Key research questions include: how to design the land-based communications and smart navigation systems that ships interact with. How can the code be harmonized with other national and international regulations — for instance, those related to equipment in ports and land-based logistics? How can conformity with the code be verified? What skills and training are needed for operators in remote-control centres?

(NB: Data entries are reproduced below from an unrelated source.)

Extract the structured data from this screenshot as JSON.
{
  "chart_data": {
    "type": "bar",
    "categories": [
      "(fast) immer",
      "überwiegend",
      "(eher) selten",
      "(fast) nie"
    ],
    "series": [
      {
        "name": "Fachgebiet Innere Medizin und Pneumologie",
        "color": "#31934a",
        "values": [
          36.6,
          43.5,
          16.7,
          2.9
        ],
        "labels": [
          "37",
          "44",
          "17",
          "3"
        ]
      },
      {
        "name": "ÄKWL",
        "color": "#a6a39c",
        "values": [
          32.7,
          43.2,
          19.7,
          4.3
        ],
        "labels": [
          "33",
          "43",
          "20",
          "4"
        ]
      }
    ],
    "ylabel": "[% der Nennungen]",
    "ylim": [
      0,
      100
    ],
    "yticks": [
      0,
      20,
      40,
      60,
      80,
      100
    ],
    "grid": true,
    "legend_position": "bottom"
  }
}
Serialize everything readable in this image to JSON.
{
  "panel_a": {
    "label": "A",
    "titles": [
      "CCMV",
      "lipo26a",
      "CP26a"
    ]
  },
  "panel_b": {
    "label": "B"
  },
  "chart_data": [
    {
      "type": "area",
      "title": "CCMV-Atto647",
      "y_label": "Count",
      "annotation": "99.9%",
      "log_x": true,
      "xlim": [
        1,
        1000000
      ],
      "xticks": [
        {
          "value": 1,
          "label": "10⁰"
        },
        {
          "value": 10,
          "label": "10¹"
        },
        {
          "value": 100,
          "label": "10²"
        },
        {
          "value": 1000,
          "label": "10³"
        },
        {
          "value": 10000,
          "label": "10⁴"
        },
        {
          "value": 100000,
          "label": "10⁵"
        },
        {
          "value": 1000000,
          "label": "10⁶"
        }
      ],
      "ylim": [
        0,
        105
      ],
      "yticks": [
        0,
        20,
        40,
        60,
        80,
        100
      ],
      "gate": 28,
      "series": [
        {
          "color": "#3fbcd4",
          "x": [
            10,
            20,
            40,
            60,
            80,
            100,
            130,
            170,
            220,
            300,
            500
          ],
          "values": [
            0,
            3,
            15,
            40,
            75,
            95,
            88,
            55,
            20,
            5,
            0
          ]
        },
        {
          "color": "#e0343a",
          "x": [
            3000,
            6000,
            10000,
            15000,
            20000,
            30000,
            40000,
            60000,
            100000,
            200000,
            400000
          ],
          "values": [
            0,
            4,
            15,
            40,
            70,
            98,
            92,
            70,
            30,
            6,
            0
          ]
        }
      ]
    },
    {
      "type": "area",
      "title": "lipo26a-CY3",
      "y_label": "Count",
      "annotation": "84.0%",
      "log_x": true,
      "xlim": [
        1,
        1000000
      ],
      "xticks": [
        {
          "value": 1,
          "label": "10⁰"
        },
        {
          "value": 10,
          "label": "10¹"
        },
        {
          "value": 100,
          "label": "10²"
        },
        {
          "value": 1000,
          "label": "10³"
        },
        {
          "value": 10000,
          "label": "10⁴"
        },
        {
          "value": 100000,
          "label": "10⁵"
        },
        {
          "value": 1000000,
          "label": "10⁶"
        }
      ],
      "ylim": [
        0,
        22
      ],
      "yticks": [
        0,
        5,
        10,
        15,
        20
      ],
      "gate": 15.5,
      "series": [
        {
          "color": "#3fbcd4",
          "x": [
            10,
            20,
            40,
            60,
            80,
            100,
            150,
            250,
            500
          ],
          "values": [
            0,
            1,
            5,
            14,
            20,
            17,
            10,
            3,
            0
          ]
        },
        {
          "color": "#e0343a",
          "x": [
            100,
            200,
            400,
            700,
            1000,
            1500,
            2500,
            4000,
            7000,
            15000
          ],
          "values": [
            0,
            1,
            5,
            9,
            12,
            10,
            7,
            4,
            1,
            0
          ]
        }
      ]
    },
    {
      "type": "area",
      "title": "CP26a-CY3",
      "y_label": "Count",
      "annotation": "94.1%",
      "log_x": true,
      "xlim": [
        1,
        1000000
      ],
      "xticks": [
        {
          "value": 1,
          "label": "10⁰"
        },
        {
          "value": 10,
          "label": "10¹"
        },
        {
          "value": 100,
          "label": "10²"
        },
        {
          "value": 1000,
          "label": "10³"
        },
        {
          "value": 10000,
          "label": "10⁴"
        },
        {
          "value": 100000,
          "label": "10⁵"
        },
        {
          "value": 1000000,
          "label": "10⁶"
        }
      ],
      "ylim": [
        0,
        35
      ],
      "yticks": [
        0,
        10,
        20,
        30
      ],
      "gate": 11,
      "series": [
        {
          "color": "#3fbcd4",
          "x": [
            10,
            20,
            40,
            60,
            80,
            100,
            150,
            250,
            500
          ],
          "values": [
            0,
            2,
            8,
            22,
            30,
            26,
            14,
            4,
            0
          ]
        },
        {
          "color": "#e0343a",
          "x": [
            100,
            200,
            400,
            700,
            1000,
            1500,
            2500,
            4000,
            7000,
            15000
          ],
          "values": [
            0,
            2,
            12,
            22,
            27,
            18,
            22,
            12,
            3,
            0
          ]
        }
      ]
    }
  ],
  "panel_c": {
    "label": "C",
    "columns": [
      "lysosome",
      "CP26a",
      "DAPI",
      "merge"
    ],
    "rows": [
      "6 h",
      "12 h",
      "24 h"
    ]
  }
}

Legal researchers should address civil liability, for when third parties incur damages caused by autonomous vessels. Currently, those affected need to prove a wrongful action or omission by a person or by the ship. It is hard to hold AI accountable. Interpretations will also vary across jurisdictions. If companies cannot assess their liability exposure, they might not invest in autonomous vessels and infrastructures. The European Commission’s development of an AI Liability Directive offers a positive example, because it will lay down rules for operating markets and standards of proof for claims involving AI-based systems.
Set out the case for autonomous ships
The economic costs and benefits of ship automation and autonomy need to be established if the technology is to be taken up. Balancing all the factors across many parties is challenging, however. It is hard to know how many crew members will be required, on board or on shore. The impacts of illness, strikes and technical problems, and thus rates of shutdowns, must be judged.
More evidence is also needed regarding the economic, environmental and safety implications of autonomous vessels. Equity is key: who will reap the benefits and who will bear the costs? The societal costs of lost crew jobs must be counted, but automated shipping will also require higher-skilled staff. Redundancy payments and costs of hiring or training staff need to be factored in, from business and welfare perspectives. The existing workforce will need reskilling, with new training opportunities put in place — across naval architects, maritime engineers, ship crew and remote-control operators, port and shipping managers and maritime administrators.
Optimizing operations and logistics chains might deliver savings, yet managing vast quantities of data adds expense. Investments will be needed for archiving and sharing data securely, and for building and staffing data centres.
Inequitable distribution of benefits and costs of innovation can lower public trust in regulators and politicians. The concentration of economic power in the large corporations that might control global autonomous logistics chains must be looked at: for example, food security could be affected if a few multinationals control key supply chains.
Unlike for self-driving cars, there is scant research on how the public perceives risk around autonomous vessels. More studies are needed, especially in contexts in which world views might conflict. For instance, in Canadian coastal areas, Indigenous peoples have a right to be involved in decision-making on matters related to protection of the marine environment.
Autonomous ships are already on the horizon. For them to really make a difference, scholars need to improve understanding of how waterborne autonomy can be adopted.